The U.S. government overstated its hand in indicting U.S. academics under the controversial China Initiative, three federal courts ruled last week.
In another case, Department of Justice (DOJ) attorneys accused chemist Franklin Tao, materials scientist Zhengdong Cheng, and mathematician Mingqing Xiao of endangering national security and deliberately hiding their ties to Chinese agencies. They claimed to have deceived the government. research. But last week, judges in Kansas, Texas and Illinois dismissed some of the most serious charges or handed down relatively lenient sentences for minor violations. One judge overturned Tao’s fraud conviction, and another accepted a plea bargain, dropping his nine fraud charges against Cheng.
Legal experts say the DOJ’s theory of what constitutes funding agency fraud has been found to be untenable. “these are [results] of the government [underlying] The theory of the case was dubious,” said Seton Hall University law professor and Chinese scholar Margaret Lewis. I doubt it. “The prosecutor’s primary duty is to win justice, not conviction,” she says.
After the sentence was handed down to Xiao, the DOJ “recommended a sentence it deems appropriate based on the law and the facts of the case. [But] We respect court decisions. He declined to comment on the other two.
A China initiative launched in 2018 by then-Donald Trump administration to stop economic espionage has led to indictments against about 20 academic scientists. Most of them are of Chinese descent, which civil rights groups said implied anti-Asian bias. This initiative has had mixed results. Prosecutors won guilty pleas and prison terms for some defendants, but then failed to drop charges or win jury verdicts for many others.
Last week brought another setback to the DOJ. In the case of Tao, who was on unpaid leave at the University of Kansas Lawrence, a jury found him guilty in April of one count of him filing incomplete papers and making false statements, and three counts of fraud. , acquitted him of four related counts. Fraud. Prosecutors had alleged that Tao committed fraud by hiding his work with Chinese institutions from his university and two of his funding agencies, the National Science Foundation and his Department of Energy.

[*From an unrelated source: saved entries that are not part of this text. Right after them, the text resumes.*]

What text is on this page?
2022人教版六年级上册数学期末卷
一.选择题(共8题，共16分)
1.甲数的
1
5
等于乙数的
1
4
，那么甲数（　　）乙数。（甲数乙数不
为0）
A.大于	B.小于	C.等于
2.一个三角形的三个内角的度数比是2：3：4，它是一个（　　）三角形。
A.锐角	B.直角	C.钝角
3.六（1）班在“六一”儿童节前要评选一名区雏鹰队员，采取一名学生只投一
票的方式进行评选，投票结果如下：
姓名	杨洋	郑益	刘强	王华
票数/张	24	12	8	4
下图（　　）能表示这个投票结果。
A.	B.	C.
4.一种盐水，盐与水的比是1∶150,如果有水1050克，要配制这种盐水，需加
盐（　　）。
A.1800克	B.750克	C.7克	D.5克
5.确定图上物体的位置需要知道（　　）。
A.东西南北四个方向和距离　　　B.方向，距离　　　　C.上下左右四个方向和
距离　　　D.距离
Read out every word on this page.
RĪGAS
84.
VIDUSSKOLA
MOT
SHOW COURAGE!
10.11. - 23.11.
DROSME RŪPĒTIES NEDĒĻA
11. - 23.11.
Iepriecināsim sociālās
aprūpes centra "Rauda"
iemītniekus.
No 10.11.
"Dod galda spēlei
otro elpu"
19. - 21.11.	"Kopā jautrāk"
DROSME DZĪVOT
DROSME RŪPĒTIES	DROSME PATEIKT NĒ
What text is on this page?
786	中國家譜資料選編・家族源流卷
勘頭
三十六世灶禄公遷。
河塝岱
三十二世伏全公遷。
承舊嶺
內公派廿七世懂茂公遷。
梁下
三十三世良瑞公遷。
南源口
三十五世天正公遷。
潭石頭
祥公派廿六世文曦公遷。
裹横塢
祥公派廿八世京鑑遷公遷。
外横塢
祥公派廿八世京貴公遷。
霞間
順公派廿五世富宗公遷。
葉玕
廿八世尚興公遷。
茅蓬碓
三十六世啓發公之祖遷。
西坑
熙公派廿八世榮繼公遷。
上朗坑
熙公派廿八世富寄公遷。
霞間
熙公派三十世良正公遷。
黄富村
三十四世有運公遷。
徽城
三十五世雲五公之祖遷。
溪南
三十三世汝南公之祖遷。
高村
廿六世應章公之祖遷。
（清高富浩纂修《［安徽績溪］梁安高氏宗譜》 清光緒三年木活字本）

But last week, U.S. District Court Judge Julie Robinson took the unusual step of overturning three fraud convictions. In her 61-page judgment, Robinson noted that the U.S. Supreme Court had ruled that evidence was required that a defendant had taken money or property from someone. was fulfilling the research promised to his university, she writes. “Evidence presented at the trial indicated that all three received what they bargained for,” she said.
“Otherwise, the government would never have considered prosecuting them for fraud,” asserts Tao’s attorney, Peter Zaidenberg. “But when it comes to Chinese-American scientists and anything related to China, [prosecutors] They haven’t applied the normal filtering process they go through in determining what is a legitimate case. ”
Tao is scheduled to be sentenced on the remaining case in January. Meanwhile, Robinson’s decision mirrors similar findings by judges in other China Initiative cases.
For example, in September 2021, U.S. District Judge Thomas Varlan acquitted mechanical engineer Anming Hu of the University of Tennessee in Knoxville on six counts of fraud against NASA. “A reasonable jury cannot conclude that [Hu] It carried out a plan to defraud NASA by not revealing its affiliation with a Chinese university,” Varlan wrote in the judgment on page 52.
In April, U.S. District Judge Staci Yandle dismissed two fraud charges against Xiao, a mathematics professor at Southern Illinois University (SIU) in Carbondale. A jury found him not guilty of making false statements but guilty of failing to disclose foreign bank accounts on his tax returns.
But last week, a judge denied the government’s request to sentence Xiao to a year in prison and a heavy fine. Instead, she ordered Xiao to pay her one-year probation and her $600 fine. Currently on paid leave, Xiao hopes to be reinstated from SIU.
Ryan Poscablo of Steptoe & Johnson, Xiao’s lead attorney, said the levy “was worth civil remedies if it was worth enforcement.”
Cheng, a former materials scientist at Texas A&M University (TAMU) in College Station, was arrested in August 2020 and jailed on false statements related to NASA grants and nine counts of fraud. But last week, the government dropped the fraud count. Chen subsequently pleaded guilty to two counts of his making false statements. He agreed to repay NASA his $86,876 and pay a $20,000 fine. Both sides agreed to a prison sentence while serving. Cheng had already spent 13 months in prison. (TAMU fired Cheng in December 2020.)
It is not clear how many cases of ongoing China initiatives remain. In February, the DOJ announced it was renaming the initiative due to the perception that the phrase “has a chilling effect on scientists from China based in the United States.” [and] It fueled narratives of intolerance and bigotry. But Seidenberg says there has been no real change in the government’s approach to what it now calls a “strategy to counter the nation-state threat” to the United States.